My gratitude begins during your coverage of the Winter Olympics
when, during the opening ceremony, you announce sotto voce
that Italy has the third largest number of troops on the ground
in the wars in Iraq and Afghanistan. Thank you, Brian Williams,
for this brief lesson in military might. I was so preoccupied
with my admiration of those smart berets worn by every athlete
regardless of nation or creed, so transfixed by Pavarotti's
donut-like comportment under his billowing tent-of-a-cape,
so haunted by Venetian puppets that will linger in my dreams
for weeks to come, that I have forgotten to wonder
about Italy's willing collaboration. Thank you Italy! And dear citizens
of Turin! Such might deserves acknowledgment, even if it's only
a bronze-level effort. Italy, you know your talents—your noodles,
your shroud, your art, your status as charming tourist destination.
Even better, you have the decency to change your government
when your leaders try to throw your country down the crapper,
and several months from now, you will be honest enough
to withdraw your forces from those doomed and bloodied
desert nations. But we Americans have talents too. We are still
number one, we love values, and we have you, Brian Williams.

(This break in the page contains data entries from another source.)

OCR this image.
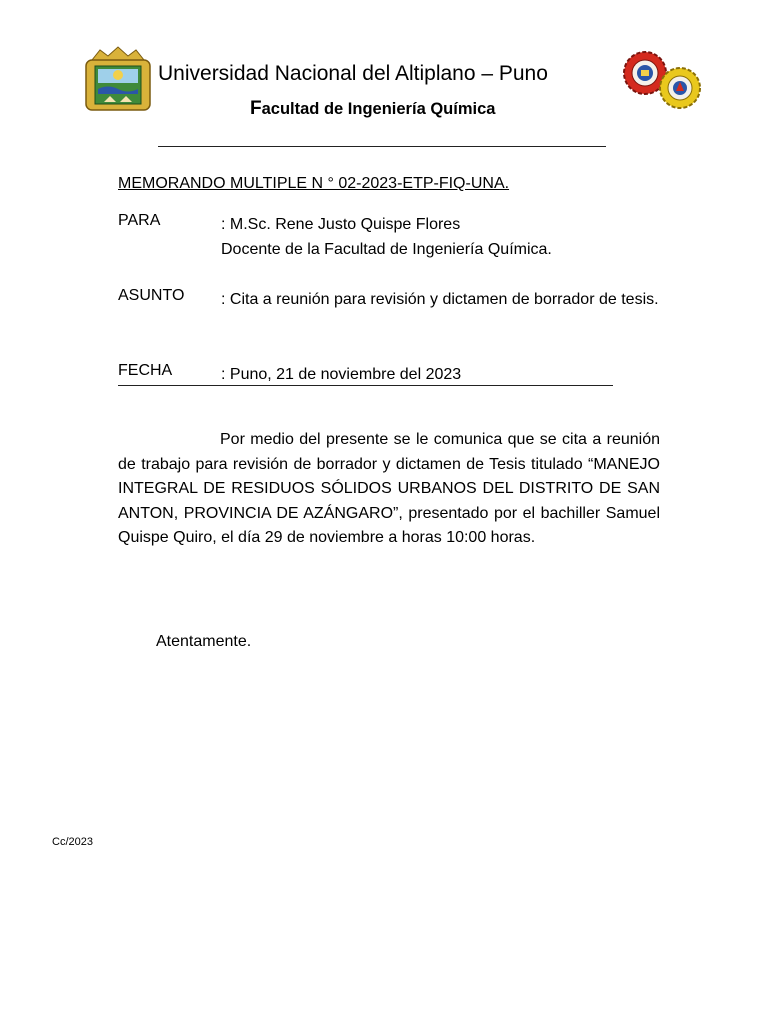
Universidad Nacional del Altiplano – Puno
Facultad de Ingeniería Química
MEMORANDO MULTIPLE N ° 02-2023-ETP-FIQ-UNA.
PARA	: M.Sc. Rene Justo Quispe Flores
Docente de la Facultad de Ingeniería Química.
ASUNTO : Cita a reunión para revisión y dictamen de borrador de tesis.
FECHA	: Puno, 21 de noviembre del 2023
Por medio del presente se le comunica que se cita a reunión de trabajo para revisión de borrador y dictamen de Tesis titulado “MANEJO INTEGRAL DE RESIDUOS SÓLIDOS URBANOS DEL DISTRITO DE SAN ANTON, PROVINCIA DE AZÁNGARO”, presentado por el bachiller Samuel Quispe Quiro, el día 29 de noviembre a horas 10:00 horas.
Atentamente.
Cc/2023
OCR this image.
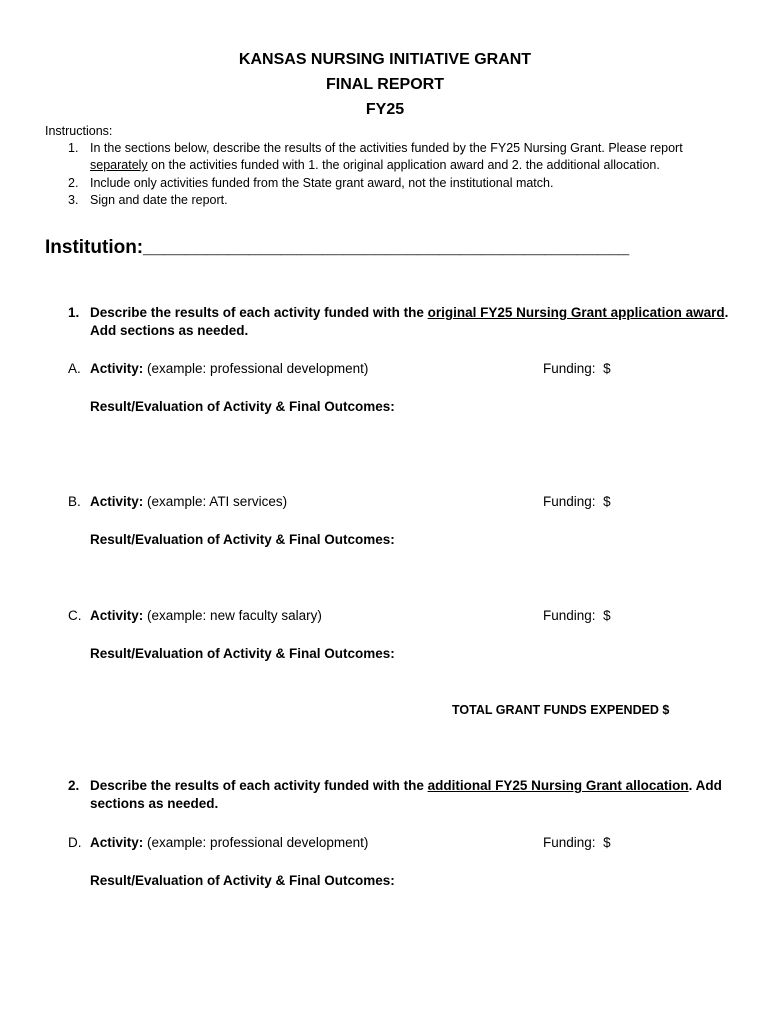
KANSAS NURSING INITIATIVE GRANT
FINAL REPORT
FY25
Instructions:
1. In the sections below, describe the results of the activities funded by the FY25 Nursing Grant. Please report
separately on the activities funded with 1. the original application award and 2. the additional allocation.
2. Include only activities funded from the State grant award, not the institutional match.
3. Sign and date the report.
Institution:______________________________________________
1. Describe the results of each activity funded with the original FY25 Nursing Grant application award.
Add sections as needed.
A. Activity: (example: professional development)	Funding: $
Result/Evaluation of Activity & Final Outcomes:
B. Activity: (example: ATI services)	Funding: $
Result/Evaluation of Activity & Final Outcomes:
C. Activity: (example: new faculty salary)	Funding: $
Result/Evaluation of Activity & Final Outcomes:
TOTAL GRANT FUNDS EXPENDED $
2. Describe the results of each activity funded with the additional FY25 Nursing Grant allocation. Add
sections as needed.
D. Activity: (example: professional development)	Funding: $
Result/Evaluation of Activity & Final Outcomes:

And your wise and folksy insights do not stop at Turin.
You were right to encourage us to see United 93, a very important,
highly dignified, and supremely patriotic film! It is nothing
if not a tribute to good taste and a badly needed reminder for some
that we are a nation at war because of what happened in New York
and Washington and, in this case, in a field in Pennsylvania.
I'm not sure which war you mean, or who the some are
that need reminding, or who you think brought those planes down,
but no matter. Your rhetoric stirs me; your eyebrows
are at the helm. When I hope for certainty you provide it:
when you ask the president what he read this summer,
I am relieved to know that he read Camus' The Stranger
and three “Shakespeares,” glad that for once during his administration
he might have given pause over the death of one Arab, albeit
a fictional one on a beach, that perhaps, when reading those three
Shakespeares, he thought, if briefly, of the purple testament of bleeding war.